In North Troy after Irene, Ted tried to figure out another way. He looked into flood insurance for his trailer, hoping to stay and also to protect himself. He learned that his trailer needed to be bolted down on a cement slab to qualify. He considered pouring a slab, but he doesn’t own the land. The city’s zoning policies for “non-conforming uses”—such as mobile homes in an area intended for single-family houses—are confusing. And a cement slab would be a sizable investment for a man of modest means. The river at Ted’s backdoor scares him, but the impasse created by federal and local requirements and his lack of resources to meet them has tied his hands. “I’m going to lose my investment, whether it’s a flood or at the mercy of somebody else,” he says. “If you’re a poor person struggling to live, they’ll find a way to screw you some more. I ain’t gonna get no protection.”

Climate Justice

The vulnerability of poor and working-class neighborhoods to natural disaster will worsen as climate change advances. The National Oceanic and Atmospheric Administration warned in June 2015 that “the numbers of very intense (category 4 and 5) hurricanes will increase by a substantial fraction” in years to come. Environmental scientists caution that what were once known as 100-year floods will become 10-year floods by midcentury.

Climate redlining is thus a nationwide catastrophe waiting to happen. Troy’s poor and working-class neighborhoods came within a hair’s breadth of total disaster during Tropical Storm Irene. There are hundreds of older cities and rural communities in the United States built along waterways—and each faces the potential for cataclysmic flooding of rivers and canals. How do we respond to the reality of rising waters without encouraging climate redlining?

Reassuringly, efforts to plan for climate justice—to design solutions to climate change rooted in the reality of disproportionate impact—are growing. For example, the New York City Panel on Climate Change’s 2015 report confirms that the old and the very young, women, the mentally ill, those who lack physical mobility, and the poor all suffer from climate-based trauma at higher rates than the general population. The Black Lives Matter movement explicitly links racial justice and climate justice, citing the fatalities of Hurricane Katrina and the weeks of suffering in Red Hook, Brooklyn, after Superstorm Sandy.

Back in Troy, we’ll probably be the last owners of our charming, crumbly house, which has stood at a crucial intersection of a lively working-class neighborhood for more than 150 years.

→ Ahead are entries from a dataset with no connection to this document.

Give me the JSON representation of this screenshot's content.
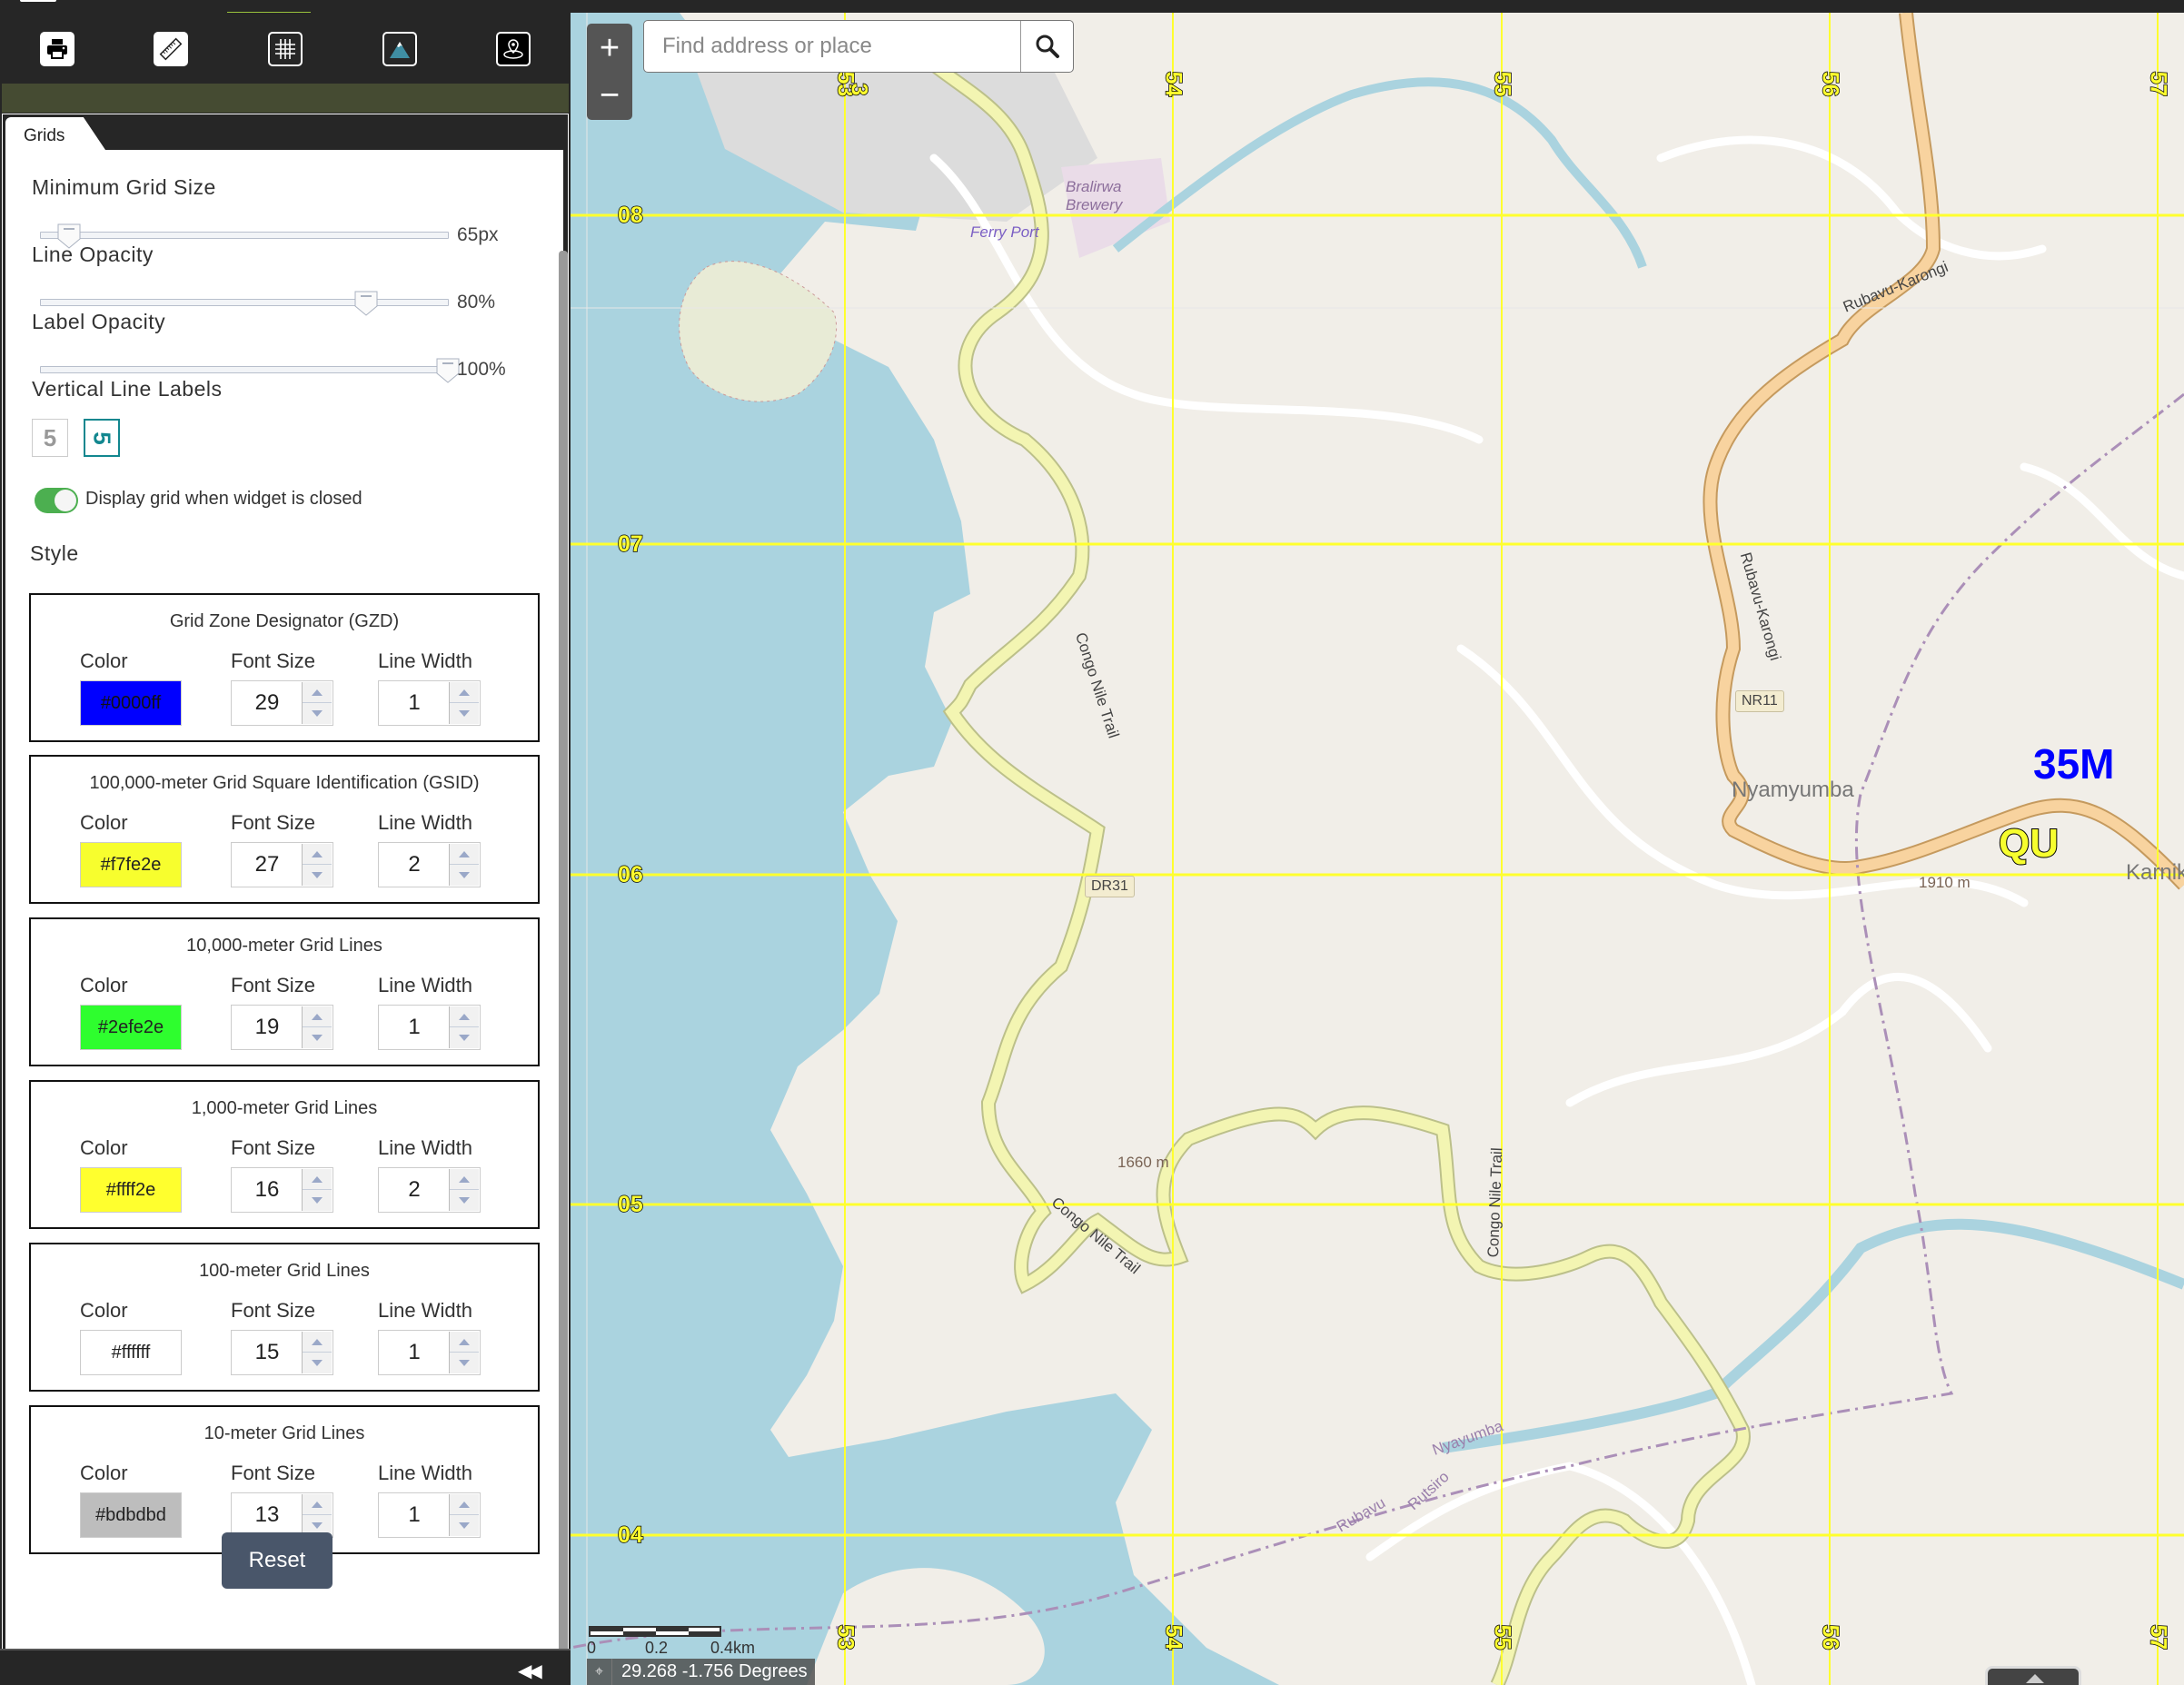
{
  "toolbar": {
    "tools": [
      {
        "name": "print-tool",
        "icon": "printer-icon",
        "label": "Print"
      },
      {
        "name": "measure-tool",
        "icon": "ruler-icon",
        "label": "Measurement"
      },
      {
        "name": "grid-tool",
        "icon": "grid-icon",
        "label": "Grids",
        "active": true
      },
      {
        "name": "elevation-tool",
        "icon": "mountain-icon",
        "label": "Elevation"
      },
      {
        "name": "location-tool",
        "icon": "map-pin-icon",
        "label": "Location"
      }
    ]
  },
  "panel": {
    "tab_label": "Grids",
    "min_grid_size": {
      "label": "Minimum Grid Size",
      "value_text": "65px",
      "fraction": 0.07
    },
    "line_opacity": {
      "label": "Line Opacity",
      "value_text": "80%",
      "fraction": 0.8
    },
    "label_opacity": {
      "label": "Label Opacity",
      "value_text": "100%",
      "fraction": 1.0
    },
    "vertical_line_labels": {
      "label": "Vertical Line Labels",
      "options": [
        "5",
        "5"
      ],
      "selected": 1
    },
    "display_toggle": {
      "label": "Display grid when widget is closed",
      "on": true
    },
    "style_heading": "Style",
    "column_labels": {
      "color": "Color",
      "font_size": "Font Size",
      "line_width": "Line Width"
    },
    "styles": [
      {
        "title": "Grid Zone Designator (GZD)",
        "color": "#0000ff",
        "font_size": "29",
        "line_width": "1"
      },
      {
        "title": "100,000-meter Grid Square Identification (GSID)",
        "color": "#f7fe2e",
        "font_size": "27",
        "line_width": "2"
      },
      {
        "title": "10,000-meter Grid Lines",
        "color": "#2efe2e",
        "font_size": "19",
        "line_width": "1"
      },
      {
        "title": "1,000-meter Grid Lines",
        "color": "#ffff2e",
        "font_size": "16",
        "line_width": "2"
      },
      {
        "title": "100-meter Grid Lines",
        "color": "#ffffff",
        "font_size": "15",
        "line_width": "1"
      },
      {
        "title": "10-meter Grid Lines",
        "color": "#bdbdbd",
        "font_size": "13",
        "line_width": "1"
      }
    ],
    "reset_label": "Reset",
    "collapse_icon": "double-chevron-left-icon"
  },
  "map": {
    "search": {
      "placeholder": "Find address or place",
      "value": ""
    },
    "zoom_in": "+",
    "zoom_out": "−",
    "grid": {
      "easting_labels": [
        "53",
        "54",
        "55",
        "56",
        "57"
      ],
      "northing_labels": [
        "08",
        "07",
        "06",
        "05",
        "04"
      ],
      "gzd_label": "35M",
      "gsid_label": "QU",
      "partial_top_label": "3"
    },
    "features": {
      "places": [
        "Nyamyumba",
        "Karnik"
      ],
      "poi": [
        "Bralirwa Brewery",
        "Ferry Port"
      ],
      "peaks": [
        "1660 m",
        "1910 m"
      ],
      "roads": [
        "Congo Nile Trail",
        "Rubavu-Karongi",
        "DR31",
        "NR11"
      ],
      "boundaries": [
        "Rubavu",
        "Rutsiro",
        "Nyayumba"
      ]
    },
    "scale": {
      "labels": [
        "0",
        "0.2",
        "0.4km"
      ]
    },
    "coordinates": "29.268 -1.756 Degrees"
  }
}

I’ve had to work hard—emotionally and practically—to be OK with that. The fact that my house might be valueless in a handful of years will financially devastate my family, of course. But it’s the potential death of my neighborhood that fills me with the most profound sorrow.

If my mortgage—or my house—ends up underwater, I’ll recover: I can return to a well-paid academic teaching job, or ask my family to forgive my debt. It would be fiscally wisest to pull up stakes and sell now, before the federal flood policy is settled.

Like working-class urban whites of the 1950s, we’re being tacitly encouraged to flee our homes and neighborhoods in the face of society’s failure to imagine collective, equitable solutions to big social problems like racism, classism, and climate change. In the end, we might need to make a heartbreaking retreat from the floodplains. The challenge is: How do we make it together?

Climate redlining is not a problem that can be solved one household at a time. The interlocking crises of climate change, failing federal safety nets, and neglected infrastructure are the result of shared political decision-making, not bad choices made by people living in floodplains. Poor and working-class communities aren’t responsible for the changing climate, but we are being asked to pay the price, with our money and our lives, when the waters rise.